Football is one of the biggest drains on the force budget, and it is thought the club is also seeking to recover about £1m it has spent on Special Policing Services since the launch of its legal proceedings three years ago.

The officer declined to confirm the figure, but said: “If you multiply that out we are going to be very interested whether that’s the right way to spend public money when you are faced with taking a PCSO from someone’s neighbourhood policing team. I think it’s an important point to make because you are robbing Peter to pay Paul.”

There is little doubt what the consequences would be for a club such as Leeds if police decided to stay away.

“If we are not providing policing to them it’s hard to conceive how they could ever run a football match,” the officer added.

An increasing number of regulated football matches are now “police-free”; deemed to be of low enough risk to be entirely policed by club stewards.
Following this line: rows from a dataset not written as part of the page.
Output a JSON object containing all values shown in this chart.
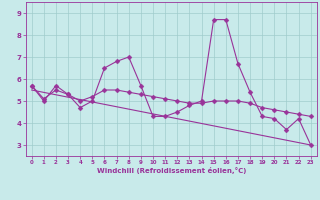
{
  "xlabel": "Windchill (Refroidissement éolien,°C)",
  "xlim": [
    -0.5,
    23.5
  ],
  "ylim": [
    2.5,
    9.5
  ],
  "xticks": [
    0,
    1,
    2,
    3,
    4,
    5,
    6,
    7,
    8,
    9,
    10,
    11,
    12,
    13,
    14,
    15,
    16,
    17,
    18,
    19,
    20,
    21,
    22,
    23
  ],
  "yticks": [
    3,
    4,
    5,
    6,
    7,
    8,
    9
  ],
  "bg_color": "#c8eaea",
  "line_color": "#993399",
  "grid_color": "#a0cccc",
  "series1_x": [
    0,
    1,
    2,
    3,
    4,
    5,
    6,
    7,
    8,
    9,
    10,
    11,
    12,
    13,
    14,
    15,
    16,
    17,
    18,
    19,
    20,
    21,
    22,
    23
  ],
  "series1_y": [
    5.7,
    5.0,
    5.7,
    5.3,
    4.7,
    5.0,
    6.5,
    6.8,
    7.0,
    5.7,
    4.3,
    4.3,
    4.5,
    4.8,
    5.0,
    8.7,
    8.7,
    6.7,
    5.4,
    4.3,
    4.2,
    3.7,
    4.2,
    3.0
  ],
  "series2_x": [
    0,
    1,
    2,
    3,
    4,
    5,
    6,
    7,
    8,
    9,
    10,
    11,
    12,
    13,
    14,
    15,
    16,
    17,
    18,
    19,
    20,
    21,
    22,
    23
  ],
  "series2_y": [
    5.7,
    5.1,
    5.5,
    5.3,
    5.0,
    5.2,
    5.5,
    5.5,
    5.4,
    5.3,
    5.2,
    5.1,
    5.0,
    4.9,
    4.9,
    5.0,
    5.0,
    5.0,
    4.9,
    4.7,
    4.6,
    4.5,
    4.4,
    4.3
  ],
  "series3_x": [
    0,
    23
  ],
  "series3_y": [
    5.5,
    3.0
  ],
  "linewidth": 0.8,
  "markersize": 2.5
}
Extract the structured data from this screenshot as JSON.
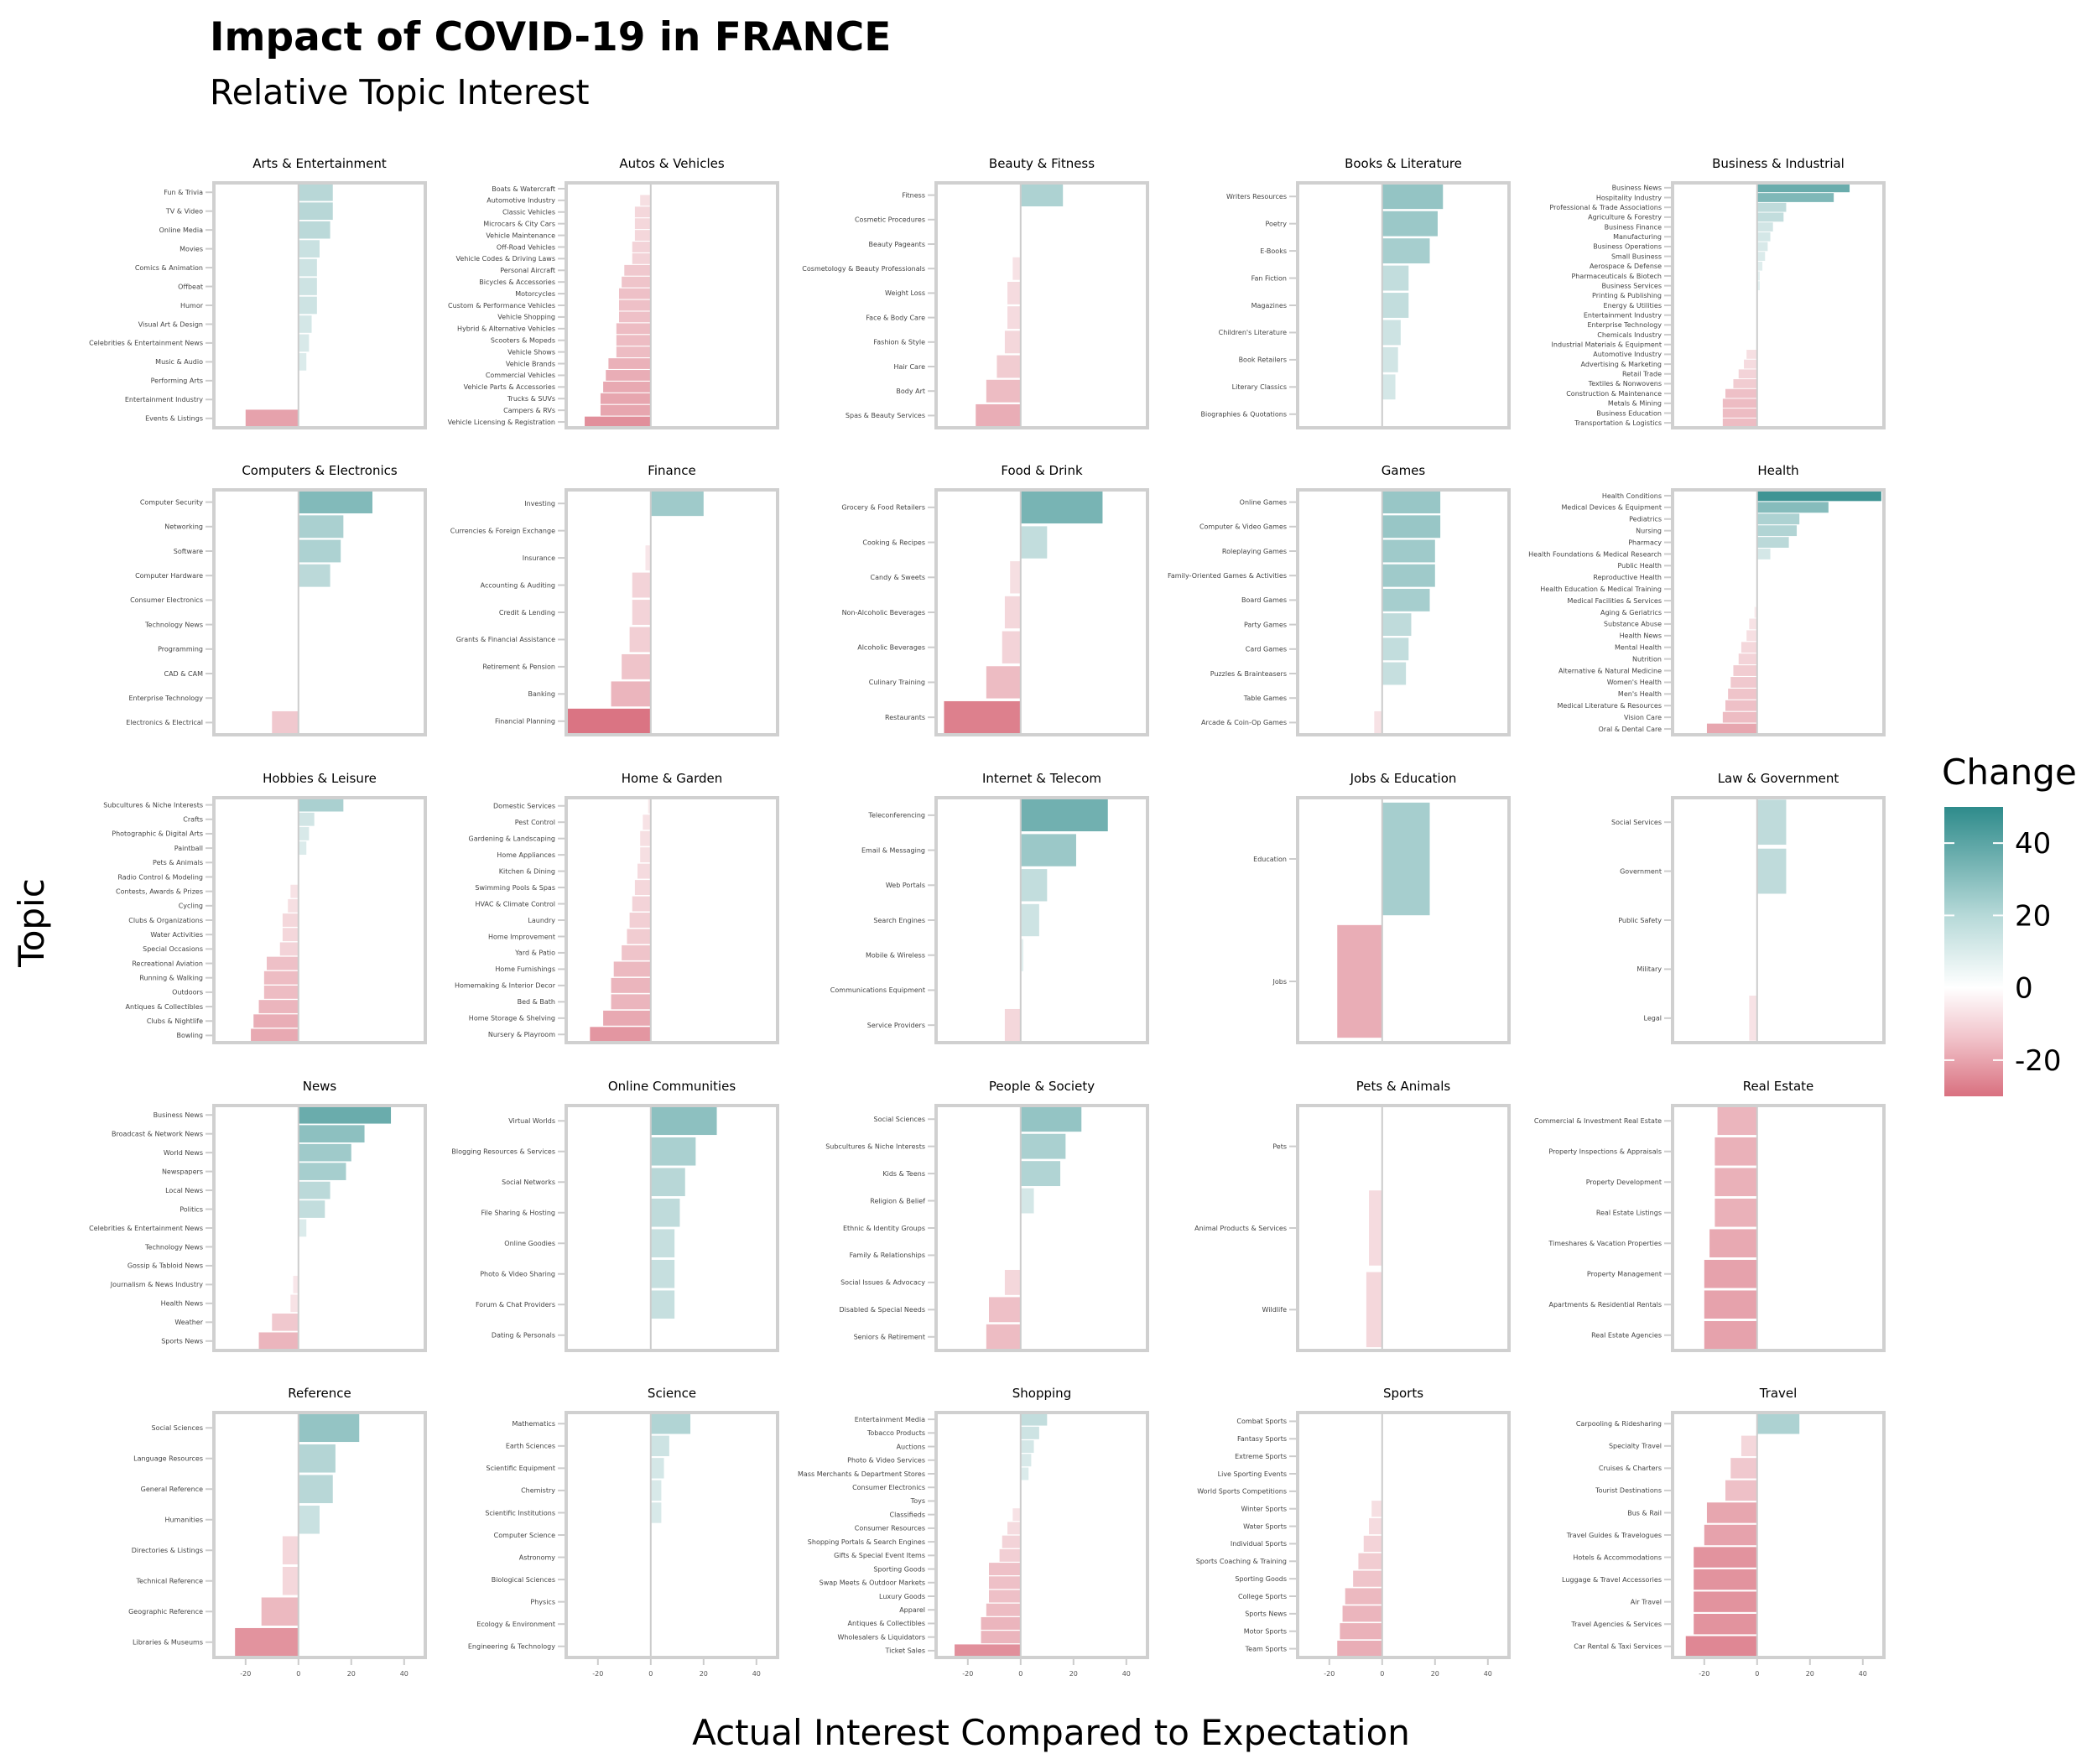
{
  "chart_data": {
    "type": "bar",
    "orientation": "horizontal",
    "title": "Impact of COVID-19 in FRANCE",
    "subtitle": "Relative Topic Interest",
    "xlabel": "Actual Interest Compared to Expectation",
    "ylabel": "Topic",
    "xlim": [
      -32,
      48
    ],
    "x_ticks": [
      -20,
      0,
      20,
      40
    ],
    "legend": {
      "title": "Change",
      "labels": [
        40,
        20,
        0,
        -20
      ],
      "range": [
        -30,
        50
      ],
      "colors": {
        "high": "#2e8b8b",
        "mid": "#ffffff",
        "low": "#d9707f"
      },
      "placement": "right"
    },
    "grid": false,
    "panels": [
      {
        "title": "Arts & Entertainment",
        "categories": [
          "Fun & Trivia",
          "TV & Video",
          "Online Media",
          "Movies",
          "Comics & Animation",
          "Offbeat",
          "Humor",
          "Visual Art & Design",
          "Celebrities & Entertainment News",
          "Music & Audio",
          "Performing Arts",
          "Entertainment Industry",
          "Events & Listings"
        ],
        "values": [
          13,
          13,
          12,
          8,
          7,
          7,
          7,
          5,
          4,
          3,
          0,
          0,
          -20
        ]
      },
      {
        "title": "Autos & Vehicles",
        "categories": [
          "Boats & Watercraft",
          "Automotive Industry",
          "Classic Vehicles",
          "Microcars & City Cars",
          "Vehicle Maintenance",
          "Off-Road Vehicles",
          "Vehicle Codes & Driving Laws",
          "Personal Aircraft",
          "Bicycles & Accessories",
          "Motorcycles",
          "Custom & Performance Vehicles",
          "Vehicle Shopping",
          "Hybrid & Alternative Vehicles",
          "Scooters & Mopeds",
          "Vehicle Shows",
          "Vehicle Brands",
          "Commercial Vehicles",
          "Vehicle Parts & Accessories",
          "Trucks & SUVs",
          "Campers & RVs",
          "Vehicle Licensing & Registration"
        ],
        "values": [
          0,
          -4,
          -6,
          -6,
          -6,
          -7,
          -7,
          -10,
          -11,
          -12,
          -12,
          -12,
          -13,
          -13,
          -13,
          -16,
          -17,
          -18,
          -19,
          -19,
          -25
        ]
      },
      {
        "title": "Beauty & Fitness",
        "categories": [
          "Fitness",
          "Cosmetic Procedures",
          "Beauty Pageants",
          "Cosmetology & Beauty Professionals",
          "Weight Loss",
          "Face & Body Care",
          "Fashion & Style",
          "Hair Care",
          "Body Art",
          "Spas & Beauty Services"
        ],
        "values": [
          16,
          0,
          0,
          -3,
          -5,
          -5,
          -6,
          -9,
          -13,
          -17
        ]
      },
      {
        "title": "Books & Literature",
        "categories": [
          "Writers Resources",
          "Poetry",
          "E-Books",
          "Fan Fiction",
          "Magazines",
          "Children's Literature",
          "Book Retailers",
          "Literary Classics",
          "Biographies & Quotations"
        ],
        "values": [
          23,
          21,
          18,
          10,
          10,
          7,
          6,
          5,
          0
        ]
      },
      {
        "title": "Business & Industrial",
        "categories": [
          "Business News",
          "Hospitality Industry",
          "Professional & Trade Associations",
          "Agriculture & Forestry",
          "Business Finance",
          "Manufacturing",
          "Business Operations",
          "Small Business",
          "Aerospace & Defense",
          "Pharmaceuticals & Biotech",
          "Business Services",
          "Printing & Publishing",
          "Energy & Utilities",
          "Entertainment Industry",
          "Enterprise Technology",
          "Chemicals Industry",
          "Industrial Materials & Equipment",
          "Automotive Industry",
          "Advertising & Marketing",
          "Retail Trade",
          "Textiles & Nonwovens",
          "Construction & Maintenance",
          "Metals & Mining",
          "Business Education",
          "Transportation & Logistics"
        ],
        "values": [
          35,
          29,
          11,
          10,
          6,
          5,
          4,
          3,
          2,
          1,
          1,
          0,
          0,
          0,
          0,
          0,
          0,
          -4,
          -5,
          -7,
          -9,
          -12,
          -13,
          -13,
          -13
        ]
      },
      {
        "title": "Computers & Electronics",
        "categories": [
          "Computer Security",
          "Networking",
          "Software",
          "Computer Hardware",
          "Consumer Electronics",
          "Technology News",
          "Programming",
          "CAD & CAM",
          "Enterprise Technology",
          "Electronics & Electrical"
        ],
        "values": [
          28,
          17,
          16,
          12,
          0,
          0,
          0,
          0,
          0,
          -10
        ]
      },
      {
        "title": "Finance",
        "categories": [
          "Investing",
          "Currencies & Foreign Exchange",
          "Insurance",
          "Accounting & Auditing",
          "Credit & Lending",
          "Grants & Financial Assistance",
          "Retirement & Pension",
          "Banking",
          "Financial Planning"
        ],
        "values": [
          20,
          0,
          -2,
          -7,
          -7,
          -8,
          -11,
          -15,
          -32
        ]
      },
      {
        "title": "Food & Drink",
        "categories": [
          "Grocery & Food Retailers",
          "Cooking & Recipes",
          "Candy & Sweets",
          "Non-Alcoholic Beverages",
          "Alcoholic Beverages",
          "Culinary Training",
          "Restaurants"
        ],
        "values": [
          31,
          10,
          -4,
          -6,
          -7,
          -13,
          -29
        ]
      },
      {
        "title": "Games",
        "categories": [
          "Online Games",
          "Computer & Video Games",
          "Roleplaying Games",
          "Family-Oriented Games & Activities",
          "Board Games",
          "Party Games",
          "Card Games",
          "Puzzles & Brainteasers",
          "Table Games",
          "Arcade & Coin-Op Games"
        ],
        "values": [
          22,
          22,
          20,
          20,
          18,
          11,
          10,
          9,
          0,
          -3
        ]
      },
      {
        "title": "Health",
        "categories": [
          "Health Conditions",
          "Medical Devices & Equipment",
          "Pediatrics",
          "Nursing",
          "Pharmacy",
          "Health Foundations & Medical Research",
          "Public Health",
          "Reproductive Health",
          "Health Education & Medical Training",
          "Medical Facilities & Services",
          "Aging & Geriatrics",
          "Substance Abuse",
          "Health News",
          "Mental Health",
          "Nutrition",
          "Alternative & Natural Medicine",
          "Women's Health",
          "Men's Health",
          "Medical Literature & Resources",
          "Vision Care",
          "Oral & Dental Care"
        ],
        "values": [
          47,
          27,
          16,
          15,
          12,
          5,
          0,
          0,
          0,
          0,
          -1,
          -3,
          -4,
          -6,
          -7,
          -9,
          -10,
          -11,
          -12,
          -13,
          -19
        ]
      },
      {
        "title": "Hobbies & Leisure",
        "categories": [
          "Subcultures & Niche Interests",
          "Crafts",
          "Photographic & Digital Arts",
          "Paintball",
          "Pets & Animals",
          "Radio Control & Modeling",
          "Contests, Awards & Prizes",
          "Cycling",
          "Clubs & Organizations",
          "Water Activities",
          "Special Occasions",
          "Recreational Aviation",
          "Running & Walking",
          "Outdoors",
          "Antiques & Collectibles",
          "Clubs & Nightlife",
          "Bowling"
        ],
        "values": [
          17,
          6,
          4,
          3,
          0,
          0,
          -3,
          -4,
          -6,
          -6,
          -7,
          -12,
          -13,
          -13,
          -15,
          -17,
          -18
        ]
      },
      {
        "title": "Home & Garden",
        "categories": [
          "Domestic Services",
          "Pest Control",
          "Gardening & Landscaping",
          "Home Appliances",
          "Kitchen & Dining",
          "Swimming Pools & Spas",
          "HVAC & Climate Control",
          "Laundry",
          "Home Improvement",
          "Yard & Patio",
          "Home Furnishings",
          "Homemaking & Interior Decor",
          "Bed & Bath",
          "Home Storage & Shelving",
          "Nursery & Playroom"
        ],
        "values": [
          -1,
          -3,
          -4,
          -4,
          -5,
          -6,
          -7,
          -8,
          -9,
          -11,
          -14,
          -15,
          -15,
          -18,
          -23
        ]
      },
      {
        "title": "Internet & Telecom",
        "categories": [
          "Teleconferencing",
          "Email & Messaging",
          "Web Portals",
          "Search Engines",
          "Mobile & Wireless",
          "Communications Equipment",
          "Service Providers"
        ],
        "values": [
          33,
          21,
          10,
          7,
          1,
          0,
          -6
        ]
      },
      {
        "title": "Jobs & Education",
        "categories": [
          "Education",
          "Jobs"
        ],
        "values": [
          18,
          -17
        ]
      },
      {
        "title": "Law & Government",
        "categories": [
          "Social Services",
          "Government",
          "Public Safety",
          "Military",
          "Legal"
        ],
        "values": [
          11,
          11,
          0,
          0,
          -3
        ]
      },
      {
        "title": "News",
        "categories": [
          "Business News",
          "Broadcast & Network News",
          "World News",
          "Newspapers",
          "Local News",
          "Politics",
          "Celebrities & Entertainment News",
          "Technology News",
          "Gossip & Tabloid News",
          "Journalism & News Industry",
          "Health News",
          "Weather",
          "Sports News"
        ],
        "values": [
          35,
          25,
          20,
          18,
          12,
          10,
          3,
          0,
          0,
          -2,
          -3,
          -10,
          -15
        ]
      },
      {
        "title": "Online Communities",
        "categories": [
          "Virtual Worlds",
          "Blogging Resources & Services",
          "Social Networks",
          "File Sharing & Hosting",
          "Online Goodies",
          "Photo & Video Sharing",
          "Forum & Chat Providers",
          "Dating & Personals"
        ],
        "values": [
          25,
          17,
          13,
          11,
          9,
          9,
          9,
          0
        ]
      },
      {
        "title": "People & Society",
        "categories": [
          "Social Sciences",
          "Subcultures & Niche Interests",
          "Kids & Teens",
          "Religion & Belief",
          "Ethnic & Identity Groups",
          "Family & Relationships",
          "Social Issues & Advocacy",
          "Disabled & Special Needs",
          "Seniors & Retirement"
        ],
        "values": [
          23,
          17,
          15,
          5,
          0,
          0,
          -6,
          -12,
          -13
        ]
      },
      {
        "title": "Pets & Animals",
        "categories": [
          "Pets",
          "Animal Products & Services",
          "Wildlife"
        ],
        "values": [
          0,
          -5,
          -6
        ]
      },
      {
        "title": "Real Estate",
        "categories": [
          "Commercial & Investment Real Estate",
          "Property Inspections & Appraisals",
          "Property Development",
          "Real Estate Listings",
          "Timeshares & Vacation Properties",
          "Property Management",
          "Apartments & Residential Rentals",
          "Real Estate Agencies"
        ],
        "values": [
          -15,
          -16,
          -16,
          -16,
          -18,
          -20,
          -20,
          -20
        ]
      },
      {
        "title": "Reference",
        "categories": [
          "Social Sciences",
          "Language Resources",
          "General Reference",
          "Humanities",
          "Directories & Listings",
          "Technical Reference",
          "Geographic Reference",
          "Libraries & Museums"
        ],
        "values": [
          23,
          14,
          13,
          8,
          -6,
          -6,
          -14,
          -24
        ]
      },
      {
        "title": "Science",
        "categories": [
          "Mathematics",
          "Earth Sciences",
          "Scientific Equipment",
          "Chemistry",
          "Scientific Institutions",
          "Computer Science",
          "Astronomy",
          "Biological Sciences",
          "Physics",
          "Ecology & Environment",
          "Engineering & Technology"
        ],
        "values": [
          15,
          7,
          5,
          4,
          4,
          0,
          0,
          0,
          0,
          0,
          0
        ]
      },
      {
        "title": "Shopping",
        "categories": [
          "Entertainment Media",
          "Tobacco Products",
          "Auctions",
          "Photo & Video Services",
          "Mass Merchants & Department Stores",
          "Consumer Electronics",
          "Toys",
          "Classifieds",
          "Consumer Resources",
          "Shopping Portals & Search Engines",
          "Gifts & Special Event Items",
          "Sporting Goods",
          "Swap Meets & Outdoor Markets",
          "Luxury Goods",
          "Apparel",
          "Antiques & Collectibles",
          "Wholesalers & Liquidators",
          "Ticket Sales"
        ],
        "values": [
          10,
          7,
          5,
          4,
          3,
          0,
          0,
          -3,
          -5,
          -7,
          -8,
          -12,
          -12,
          -12,
          -13,
          -15,
          -15,
          -25
        ]
      },
      {
        "title": "Sports",
        "categories": [
          "Combat Sports",
          "Fantasy Sports",
          "Extreme Sports",
          "Live Sporting Events",
          "World Sports Competitions",
          "Winter Sports",
          "Water Sports",
          "Individual Sports",
          "Sports Coaching & Training",
          "Sporting Goods",
          "College Sports",
          "Sports News",
          "Motor Sports",
          "Team Sports"
        ],
        "values": [
          0,
          0,
          0,
          0,
          0,
          -4,
          -5,
          -7,
          -9,
          -11,
          -14,
          -15,
          -16,
          -17
        ]
      },
      {
        "title": "Travel",
        "categories": [
          "Carpooling & Ridesharing",
          "Specialty Travel",
          "Cruises & Charters",
          "Tourist Destinations",
          "Bus & Rail",
          "Travel Guides & Travelogues",
          "Hotels & Accommodations",
          "Luggage & Travel Accessories",
          "Air Travel",
          "Travel Agencies & Services",
          "Car Rental & Taxi Services"
        ],
        "values": [
          16,
          -6,
          -10,
          -12,
          -19,
          -20,
          -24,
          -24,
          -24,
          -24,
          -27
        ]
      }
    ]
  }
}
But there are very few matches at Elland Road where there are no arrests, and the officer described the prospect of police-free football at Leeds as “cloud cuckoo land”.

The cost to West Yorkshire Police of policing high-risk games, known as “Category C”, are about £100,000, and since the High Court ruling, the force has only been able to recover about half that.

When Leeds’s arch rivals Manchester United last visited Elland Road for a Carling Cup Third Round tie in 2011, the costs of policing the game were £170,000. The force was able to recover £130,000 of that under the old arrangement.

It is not clear how much the force was able to recover from the recent visit of Chelsea, although the costs of policing that match were £100,000.

West Yorkshire Police Commissioner Mark Burns-Williamson said he fully supported the force on the issue.

He said the force was nearly halfway through a four-year programme of Government funding cuts that will see the force lose £100m from its budget and 2,000 jobs go.

He added: “These organisations need to take more responsibility for their policing needs and I believe it is right for the force to point out the risks associated with losing the court case at this time.”